The Texas Supreme Court of Texas disagreed with the court of appeals. In the absence of conditional language (e.g. “if,” “provided that,” or “on the condition that”), the terms of the contract should be interpreted as a covenant. Because Section 14.07(A)(2) lacked any conditional language, the Supreme Court held that the lien-release provision was a covenant rather than a condition precedent, and the failure to provide such a release could not prevent Solar from recovering.

Can Quantum Meruit be used as an alternative Method of Recovery of Damages in a Construction Situation where there is a Written Contract?

Rasa Floors, L.P. v. Spring Village Partners, Ltd., — S.W.3d. –, No. 01-08-00918-CV, 2010 WL 4676978 (Tex. App.-Houston [1st Dist] Nov. 18, 2010, no pet.).

Spring Village Partners, Ltd. (“Spring Village”) hired Rasa Floors, L.P. (“Rasa”) to replace the floor in an apartment complex based on a bid quote of $1.50 per square foot.  However, no formal agreement was executed.  Rasa completed the work and submitted invoices for payment, but Spring Village refused payment on the belief that the invoices exceeded the bid amount.  Rasa sued Spring Village on a sworn account, and alternatively for breach of contract or recovery in quantum meruit.

The jury awarded $5,000.00 to Spring Village based on its finding that Rasa breached its warranty and $30,000.00 to Rasa under its quantum meruit claim, finding that Rasa performed, and Spring Village accepted the work.  The trial court rendered judgment on the breach of warranty claim, but ignored the jury’s quantum meruit findings. Both parties appealed.

On appeal, Spring Village claimed Rasa’s quantum meruit cause of action was disqualified by the jury’s finding that an express contract covered the claim. The court of appeals disagreed, noting that in construction cases, a breaching plaintiff can recover under quantum meruit for the value of services and materials provided, taking away the amount of damages caused by his breach, even if an express written contract between the parties existed. Thus, Rasa was granted the jury’s award less the $5,000.00 due to its breach of warranty.

When can a Subcontractor be Liable for Damages Resulting in Unsafe Site Conditions?

Foreman v. Allen Keller Co., — S.W.3d. —, No. 04-08-00490-CV, 2009 WL 2767049 (Tex. App.-San Antonio Oct. 1, 2009, pet. granted).
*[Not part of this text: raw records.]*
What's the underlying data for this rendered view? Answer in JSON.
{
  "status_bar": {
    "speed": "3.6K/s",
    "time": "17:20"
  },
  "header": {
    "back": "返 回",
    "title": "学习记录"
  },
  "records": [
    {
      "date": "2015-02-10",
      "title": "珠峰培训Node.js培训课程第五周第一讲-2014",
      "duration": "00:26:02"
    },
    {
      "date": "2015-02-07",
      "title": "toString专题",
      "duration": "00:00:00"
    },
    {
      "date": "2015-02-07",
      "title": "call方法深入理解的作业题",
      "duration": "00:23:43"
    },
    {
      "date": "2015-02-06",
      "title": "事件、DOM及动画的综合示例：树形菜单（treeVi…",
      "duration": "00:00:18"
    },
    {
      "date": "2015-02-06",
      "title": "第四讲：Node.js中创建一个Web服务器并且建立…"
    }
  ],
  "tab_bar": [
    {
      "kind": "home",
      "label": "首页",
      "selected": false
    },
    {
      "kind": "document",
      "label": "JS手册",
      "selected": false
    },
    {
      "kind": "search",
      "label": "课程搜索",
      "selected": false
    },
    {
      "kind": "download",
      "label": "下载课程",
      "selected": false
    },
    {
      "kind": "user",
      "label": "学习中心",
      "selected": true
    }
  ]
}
Allen Keller Co. (“Keller”) was hired by Gillespie County to carry out flood and erosion control work at a bridge. Before construction began, there was a small gap between the bridge’s guardrail and a river embankment. The specifications required the gap to be widened by ten feet, thereby extending the gap from five to fifteen feet. In June 2003, the Keller completed performance as specified, and the County inspected and accepted the work. In January 2004, a passenger was drowned when a car lost control and slid into the river through the newly extended gap created by the construction.  The parents of the deceased sued Keller, alleging it created a dangerous condition by extending the gap.  At trial, Keller was granted summary judgment on the basis that it owed no duty as a matter of law as the accident did not occur on the contractor’s property and the work was inspected and accepted by the county.

The court of appeals overturned the decision, citing that in Texas “one who creates a dangerous condition may owe a duty to make the premises safe, even if he is no longer in control of the property at the time of the injury,” and that “an independent contractor who has created a dangerous condition on real property is not relieved of any duty of care to the public merely because his work is accepted.”